I will admit to finding gender disappointment a hard thing to empathise with (though I do try, and I've read some stories on here that make me see it's more complicated than I first thought). But that's not because I'm having a little boy (though I am) but because I had three miscarriages first. I can honestly say that I, while I wanted to know at my 20 week scan to make the pregnancy feel more 'real', I couldn't have cared less whether it was a boy or girl; hearing that the baby was healthy felt like winning the lottery. I think a lot of the angriest posts at those expressing gender disappointment on Mumsnet come not from parents of either girls or boys, but from those that either have had or are having fertility problems.

Desmondo2016 · 13/06/2018 22:13

If you've got a 6 month old you're still in the baby zone and you've already had a kid as an older mother. Based on this I'd say go for it (and congratulations!). If your other were much older then it may be a different decision to make.

ALemonyPea · 13/06/2018 22:14

More likely she will love them all more, because she has a girl which has made her fulfilled as a mother. She will be happier, which is a good thing.

Shit like this gives me the rage. My life with three DS is no less fulfilled than those with a daughter.

I’ve an ex friend, who used to be a mner, who practically ignores her three boys now she got her daughter. Sends them to school holiday camps so she can spend the day with her daughter, dresses her in expensive clothes while her boys wear supermarket clothes., kicked the eldest out so her daughter could have her own room, I could go on. Why put a girl through that?

Op, if you do decide to go ahead with the pregnancy, please treat your DD no different to your boys. Do not call her your best friend. It would belittle your relationship with your boys.

AllMimsey · 13/06/2018 22:14

Have your girl. Ultimately, you won't regret it and I think from your posts that you would regret a termination and a lifetime is a long time to live with the "What if I'd had...." or see other girls who would be the same age as yours.

No judgement here. Your feelings are your feelings. You want a girl and not a boy. That's nothing to be ashamed of. And now you have the choice :)

Congratulations OP.

Allnames · 13/06/2018 22:18

This reply has been deleted

Message withdrawn at poster's request.

AlpacaLypse · 13/06/2018 22:19

All babies are wonderful amazing brilliant and totally exhausting, whether they have (tiny) balls and mini penises or (remarkably large) mini vulvas. They're not really much different until about 5 ish, and even then not very very much different until about 9/10 ish.

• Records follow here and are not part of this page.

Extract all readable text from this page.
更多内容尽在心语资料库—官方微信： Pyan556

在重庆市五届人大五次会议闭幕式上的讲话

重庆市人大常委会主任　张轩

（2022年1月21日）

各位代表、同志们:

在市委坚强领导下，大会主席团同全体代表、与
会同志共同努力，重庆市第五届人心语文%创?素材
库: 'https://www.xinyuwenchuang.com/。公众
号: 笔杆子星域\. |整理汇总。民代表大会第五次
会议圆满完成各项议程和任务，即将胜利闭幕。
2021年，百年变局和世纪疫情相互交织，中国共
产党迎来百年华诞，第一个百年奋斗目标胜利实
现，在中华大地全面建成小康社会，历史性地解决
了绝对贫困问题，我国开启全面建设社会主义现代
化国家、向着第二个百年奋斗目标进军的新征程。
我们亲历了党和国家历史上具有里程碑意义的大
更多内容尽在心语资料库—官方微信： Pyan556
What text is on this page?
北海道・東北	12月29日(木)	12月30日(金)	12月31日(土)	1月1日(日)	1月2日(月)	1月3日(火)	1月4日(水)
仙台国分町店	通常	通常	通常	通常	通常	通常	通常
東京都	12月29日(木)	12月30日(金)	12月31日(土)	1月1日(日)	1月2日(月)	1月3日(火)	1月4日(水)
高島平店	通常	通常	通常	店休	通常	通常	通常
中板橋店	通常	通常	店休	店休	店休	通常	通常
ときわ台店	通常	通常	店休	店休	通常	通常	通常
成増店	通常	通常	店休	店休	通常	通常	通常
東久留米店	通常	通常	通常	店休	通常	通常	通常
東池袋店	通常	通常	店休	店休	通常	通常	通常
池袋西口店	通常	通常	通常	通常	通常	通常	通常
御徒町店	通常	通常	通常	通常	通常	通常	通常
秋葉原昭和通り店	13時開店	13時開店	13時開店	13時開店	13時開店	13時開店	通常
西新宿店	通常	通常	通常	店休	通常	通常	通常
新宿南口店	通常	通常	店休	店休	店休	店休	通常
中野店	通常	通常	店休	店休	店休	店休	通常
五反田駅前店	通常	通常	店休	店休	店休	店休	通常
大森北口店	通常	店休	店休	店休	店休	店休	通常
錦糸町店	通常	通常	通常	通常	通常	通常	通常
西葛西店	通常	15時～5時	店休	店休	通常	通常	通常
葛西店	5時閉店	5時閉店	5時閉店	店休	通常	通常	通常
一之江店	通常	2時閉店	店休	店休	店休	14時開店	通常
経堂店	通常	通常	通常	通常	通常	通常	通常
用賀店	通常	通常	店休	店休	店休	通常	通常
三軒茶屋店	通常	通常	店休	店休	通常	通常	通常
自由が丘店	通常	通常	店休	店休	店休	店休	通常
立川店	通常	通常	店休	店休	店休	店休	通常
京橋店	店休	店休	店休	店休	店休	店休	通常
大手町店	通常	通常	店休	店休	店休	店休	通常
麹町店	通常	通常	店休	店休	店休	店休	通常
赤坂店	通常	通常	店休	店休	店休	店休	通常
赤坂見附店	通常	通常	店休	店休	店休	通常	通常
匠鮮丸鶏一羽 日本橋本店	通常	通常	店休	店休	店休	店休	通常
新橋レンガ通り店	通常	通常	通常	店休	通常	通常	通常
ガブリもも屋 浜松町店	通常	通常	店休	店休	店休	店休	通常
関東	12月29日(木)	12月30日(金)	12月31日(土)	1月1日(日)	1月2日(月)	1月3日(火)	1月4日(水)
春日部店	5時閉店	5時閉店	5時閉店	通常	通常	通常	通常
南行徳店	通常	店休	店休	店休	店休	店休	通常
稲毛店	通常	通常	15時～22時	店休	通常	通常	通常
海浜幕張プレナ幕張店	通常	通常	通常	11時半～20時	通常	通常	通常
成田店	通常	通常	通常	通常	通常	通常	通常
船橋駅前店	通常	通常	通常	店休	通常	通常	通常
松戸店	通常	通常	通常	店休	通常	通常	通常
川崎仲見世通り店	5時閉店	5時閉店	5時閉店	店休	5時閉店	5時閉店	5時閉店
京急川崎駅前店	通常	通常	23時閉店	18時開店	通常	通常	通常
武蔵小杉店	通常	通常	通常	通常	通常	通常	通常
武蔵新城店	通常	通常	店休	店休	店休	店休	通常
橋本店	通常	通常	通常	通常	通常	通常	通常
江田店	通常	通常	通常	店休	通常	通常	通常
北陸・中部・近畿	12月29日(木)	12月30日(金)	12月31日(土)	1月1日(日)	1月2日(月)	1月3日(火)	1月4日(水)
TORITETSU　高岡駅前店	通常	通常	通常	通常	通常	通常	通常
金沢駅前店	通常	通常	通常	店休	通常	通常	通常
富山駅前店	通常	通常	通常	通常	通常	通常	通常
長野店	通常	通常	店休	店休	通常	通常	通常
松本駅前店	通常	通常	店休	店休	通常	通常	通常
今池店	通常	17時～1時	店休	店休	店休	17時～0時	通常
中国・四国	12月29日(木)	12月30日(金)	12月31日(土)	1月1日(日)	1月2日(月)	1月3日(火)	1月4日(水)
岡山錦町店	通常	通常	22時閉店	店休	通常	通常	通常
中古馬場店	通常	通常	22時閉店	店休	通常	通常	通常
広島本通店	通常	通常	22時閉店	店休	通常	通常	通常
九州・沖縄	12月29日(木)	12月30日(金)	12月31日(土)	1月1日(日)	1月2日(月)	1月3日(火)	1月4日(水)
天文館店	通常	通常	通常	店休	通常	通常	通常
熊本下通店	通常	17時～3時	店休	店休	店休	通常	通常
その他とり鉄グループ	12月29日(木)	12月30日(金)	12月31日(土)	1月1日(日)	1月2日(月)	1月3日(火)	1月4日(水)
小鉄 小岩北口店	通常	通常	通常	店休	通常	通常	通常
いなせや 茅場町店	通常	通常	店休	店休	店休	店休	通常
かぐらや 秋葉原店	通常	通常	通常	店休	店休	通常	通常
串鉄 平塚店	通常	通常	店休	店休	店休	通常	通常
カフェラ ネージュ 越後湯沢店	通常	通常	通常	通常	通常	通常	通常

You've bought the kit for your sons and had some practice. My instinct would be do it! But I am me, not you, and the important thing is that it's your choice and no one here will judge you for whichever choice you make.

Tangled59 · 13/06/2018 22:19

Its weird to think that not so long ago in a time before IVF, harmony tests etc, the OP would simply have had a single miracle daughter. In a way its kind of sad that things dont happen like that anymore.

Technology has created the dilemma.

Ask yourself: if harmony testing wasnt available what would you have done?

MargaretCavendish · 13/06/2018 22:20

Have the baby and if you still feel that you won't cope arrange to have it adopted by a couple you feel comfortable with. I thought so many people were longing for children where they can't conceive.

?! I was going to reply to the first half of your post (which is only true if you don't have a good relationship with your son - my brother is closer to my mum than I am), but then got to this and realised that you're completely out of touch with reality.